While I am prolife (meaning: I believe non-therapeutic abortion should be illegal), I do not think that the elective abortion of a first trimester pregnancy is the simple moral equivalent of a child being sent to the gas chambers. (I’m staying with the first-trimester so as to focus on the least controversial claim.) I’m also astounded that I have to make that point in response to somebody like Geisler who has been teaching Christian ethics since before I was alive. Consequently, it is quite improper to suppose that Clinton’s support for the legal status of elective abortion should be sufficient to warrant comparing her to Hitler.
Having said that, I was taken aback when I read the first of Mehta’s responses to Geisler. He writes:
1) There’s a big difference, which Geisler ignores, between “killing” 60 million cells that haven’t become people yet and purging the world of several million living, breathing human beings. (emphasis added)
To begin with, I am willing to grant Mehta’s point that unborn human beings (or at least some of them) are not yet persons. The concept of a person is philosophically contentious and there are many different views as to what is required to be a person (e.g. consciousness? self-awareness? second-order desires? language? etc.). And many if not most theories of personhood would not apply to an unborn fetus. Nonetheless, the unborn human being is just that: a human being. If it seems awkward to call a blastocyst a human being, perhaps you can concede at least this much: (i) the blastocyst is a human organism, and (2) the fetus at later stages of development is a human being.
One thing certainly is clear: the unborn fetus is not a single “cell”. And Mehta’s description of fetuses as individual cells, like euphemistic references to “uterine contents”, is part of a long history of pro-choice advocates dehumanizing (whether intentionally or not) the fetus whose life is at stake in abortion.
If you ever needed a capsule summary of the polarization of political and ethical discourse in the public square it is this.

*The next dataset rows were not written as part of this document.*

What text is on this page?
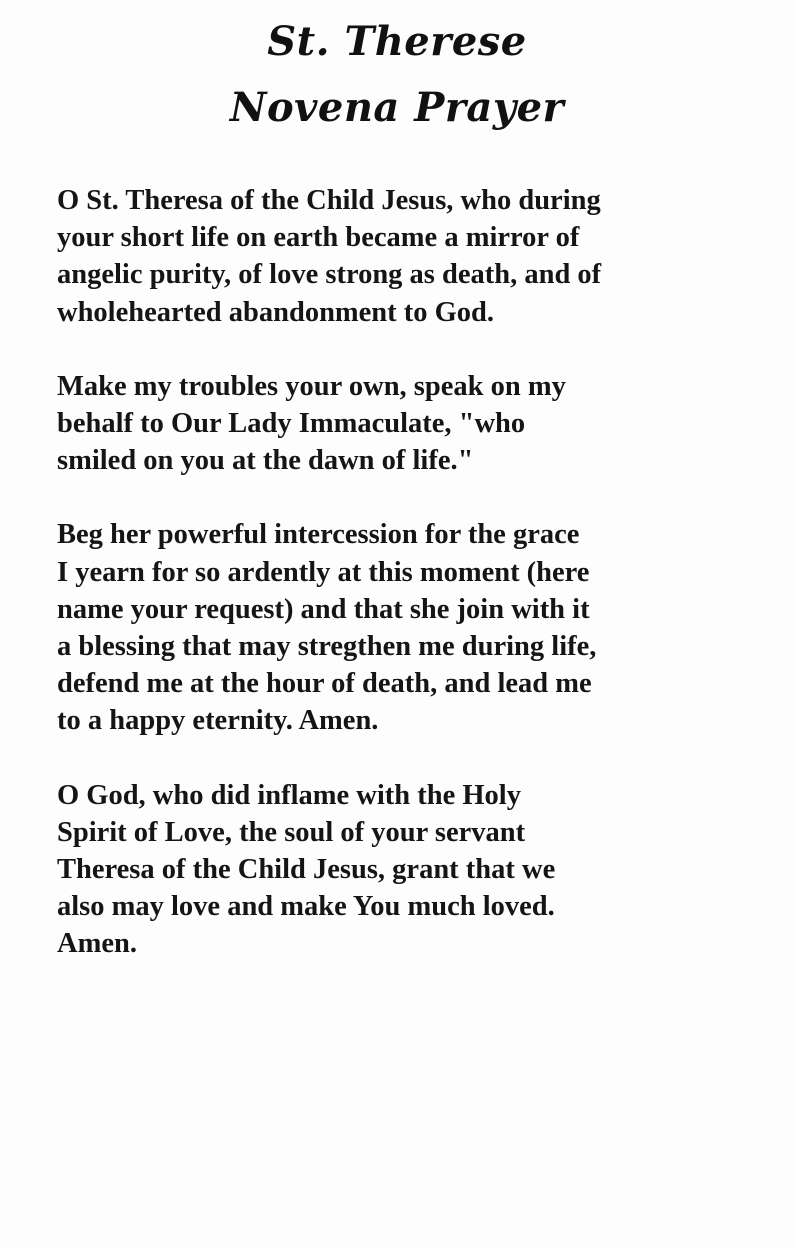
St. Therese
Novena Prayer

O St. Theresa of the Child Jesus, who during
your short life on earth became a mirror of
angelic purity, of love strong as death, and of
wholehearted abandonment to God.

Make my troubles your own, speak on my
behalf to Our Lady Immaculate, "who
smiled on you at the dawn of life."

Beg her powerful intercession for the grace
I yearn for so ardently at this moment (here
name your request) and that she join with it
a blessing that may stregthen me during life,
defend me at the hour of death, and lead me
to a happy eternity. Amen.

O God, who did inflame with the Holy
Spirit of Love, the soul of your servant
Theresa of the Child Jesus, grant that we
also may love and make You much loved.
Amen.
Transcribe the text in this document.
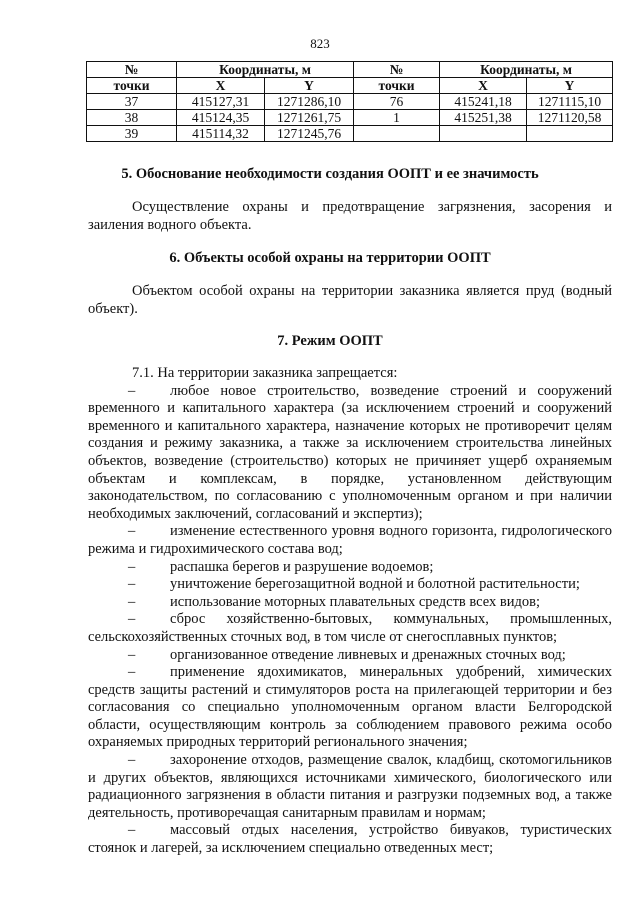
823
№	Координаты, м		№	Координаты, м	
точки	X	Y	точки	X	Y
37	415127,31	1271286,10	76	415241,18	1271115,10
38	415124,35	1271261,75	1	415251,38	1271120,58
39	415114,32	1271245,76			
5. Обоснование необходимости создания ООПТ и ее значимость

Осуществление охраны и предотвращение загрязнения, засорения и заиления водного объекта.

6. Объекты особой охраны на территории ООПТ

Объектом особой охраны на территории заказника является пруд (водный объект).

7. Режим ООПТ

7.1. На территории заказника запрещается:

–	любое новое строительство, возведение строений и сооружений временного и капитального характера (за исключением строений и сооружений временного и капитального характера, назначение которых не противоречит целям создания и режиму заказника, а также за исключением строительства линейных объектов, возведение (строительство) которых не причиняет ущерб охраняемым объектам и комплексам, в порядке, установленном действующим законодательством, по согласованию с уполномоченным органом и при наличии необходимых заключений, согласований и экспертиз);

–	изменение естественного уровня водного горизонта, гидрологического режима и гидрохимического состава вод;

–	распашка берегов и разрушение водоемов;

–	уничтожение берегозащитной водной и болотной растительности;

–	использование моторных плавательных средств всех видов;

–	сброс хозяйственно-бытовых, коммунальных, промышленных, сельскохозяйственных сточных вод, в том числе от снегосплавных пунктов;

–	организованное отведение ливневых и дренажных сточных вод;

–	применение ядохимикатов, минеральных удобрений, химических средств защиты растений и стимуляторов роста на прилегающей территории и без согласования со специально уполномоченным органом власти Белгородской области, осуществляющим контроль за соблюдением правового режима особо охраняемых природных территорий регионального значения;

–	захоронение отходов, размещение свалок, кладбищ, скотомогильников и других объектов, являющихся источниками химического, биологического или радиационного загрязнения в области питания и разгрузки подземных вод, а также деятельность, противоречащая санитарным правилам и нормам;

–	массовый отдых населения, устройство бивуаков, туристических стоянок и лагерей, за исключением специально отведенных мест;
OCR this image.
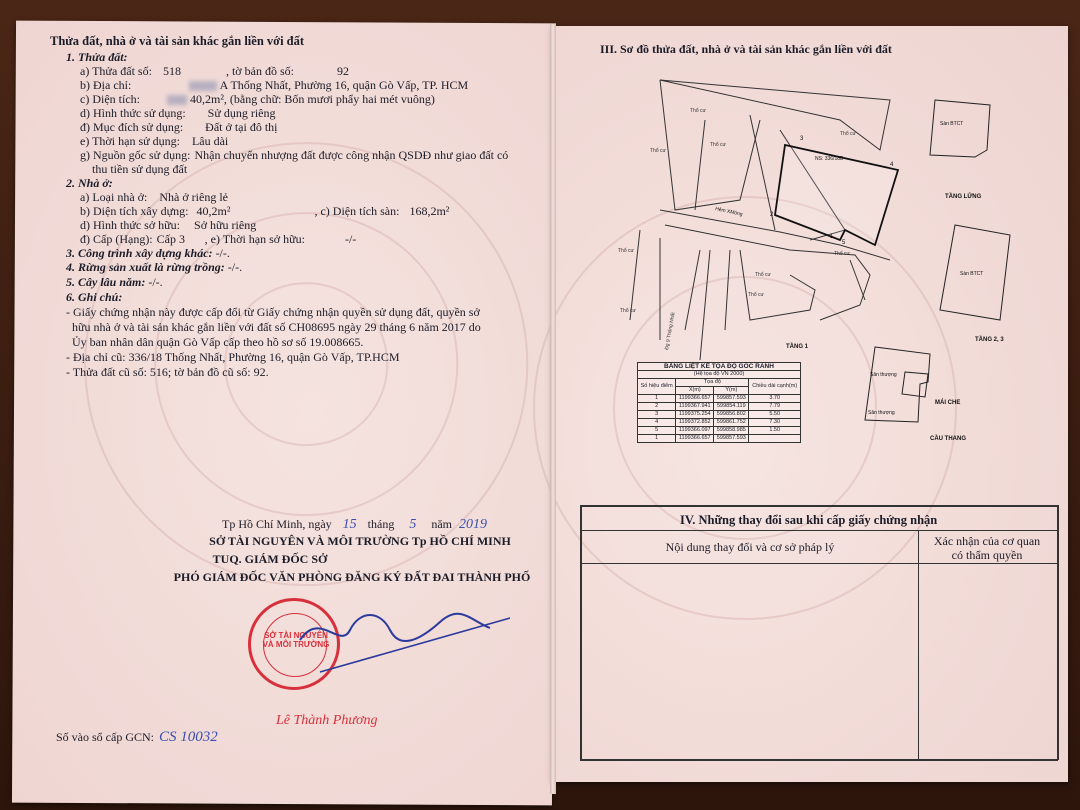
Thửa đất, nhà ở và tài sản khác gắn liền với đất
1. Thửa đất:
a) Thửa đất số: 518	, tờ bản đồ số:	92
b) Địa chỉ:	A Thống Nhất, Phường 16, quận Gò Vấp, TP. HCM
c) Diện tích:	40,2m², (bằng chữ: Bốn mươi phẩy hai mét vuông)
d) Hình thức sử dụng: Sử dụng riêng
đ) Mục đích sử dụng: Đất ở tại đô thị
e) Thời hạn sử dụng: Lâu dài
g) Nguồn gốc sử dụng: Nhận chuyển nhượng đất được công nhận QSDĐ như giao đất có
thu tiền sử dụng đất
2. Nhà ở:
a) Loại nhà ở: Nhà ở riêng lẻ
b) Diện tích xây dựng: 40,2m²	, c) Diện tích sàn: 168,2m²
d) Hình thức sở hữu: Sở hữu riêng
đ) Cấp (Hạng): Cấp 3 , e) Thời hạn sở hữu:	-/-
3. Công trình xây dựng khác: -/-.
4. Rừng sản xuất là rừng trồng: -/-.
5. Cây lâu năm: -/-.
6. Ghi chú:
- Giấy chứng nhận này được cấp đổi từ Giấy chứng nhận quyền sử dụng đất, quyền sở
hữu nhà ở và tài sản khác gắn liền với đất số CH08695 ngày 29 tháng 6 năm 2017 do
Ủy ban nhân dân quận Gò Vấp cấp theo hồ sơ số 19.008665.
- Địa chỉ cũ: 336/18 Thống Nhất, Phường 16, quận Gò Vấp, TP.HCM
- Thửa đất cũ số: 516; tờ bản đồ cũ số: 92.
Tp Hồ Chí Minh, ngày 15 tháng 5 năm 2019
SỞ TÀI NGUYÊN VÀ MÔI TRƯỜNG Tp HỒ CHÍ MINH
TUQ. GIÁM ĐỐC SỞ
PHÓ GIÁM ĐỐC VĂN PHÒNG ĐĂNG KÝ ĐẤT ĐAI THÀNH PHỐ
SỞ TÀI NGUYÊN VÀ MÔI TRƯỜNG
Lê Thành Phương
Số vào sổ cấp GCN: CS 10032
III. Sơ đồ thửa đất, nhà ở và tài sản khác gắn liền với đất
3
2
1
5
4
NS: 336/18B
Hẻm XMóng
Thổ cư
Thổ cư
Thổ cư
Thổ cư
Thổ cư
Thổ cư
Thổ cư
Thổ cư
Thổ cư
Đg 9 Thống Nhất	TẦNG 1
Sàn BTCT
TẦNG LỬNG
Sàn BTCT
TẦNG 2, 3
Sân thượng
Sân thượng
MÁI CHE
CẦU THANG
BẢNG LIỆT KÊ TỌA ĐỘ GÓC RANH			
(Hệ tọa độ VN 2000)			
Số hiệu điểm	Tọa độ		Chiều dài cạnh(m)
	X(m)	Y(m)	
1	1199366.657	599857.593	3.70
2	1199367.941	599854.119	7.79
3	1199375.254	599856.802	5.50
4	1199372.852	599861.752	7.30
5	1199366.097	599858.985	1.50
1	1199366.657	599857.593	
IV. Những thay đổi sau khi cấp giấy chứng nhận
Nội dung thay đổi và cơ sở pháp lý	Xác nhận của cơ quan
có thẩm quyền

One person treats the elective abortion of a fetus as the moral equivalent of sending a child to the gas chambers while another person treats it as the mere termination of a “cell”. Is it any surprise it is nearly impossible to make any progress?
Having said all that, let me make two final points. First, I am broadly sympathetic to Mehta’s critique of Geisler, so while I was troubled by this dehumanizing reference to fetuses as cells, it does not undermine the general value of his analysis.
Second, comparing Mehta to Geisler is very much an apples and oranges comparison. Mehta is a bright and socially savvy atheistic blogger who writes for a popular audience, but he isn’t an academic, he doesn’t teach ethics, and he is fifty years Geisler’s junior. By contrast, Geisler is, as I already observed, a respected evangelical Christian leader who has been teaching Christian ethics since before I was born (and way before Mehta was born). So the fact that his analysis of abortion and the political process is this crude and reductionistic is deeply depressing.
Twenty years ago Mark Noll lamented the scandal of the evangelical mind. With commentary like that of Geisler, that scandal would appear to remain very much alive.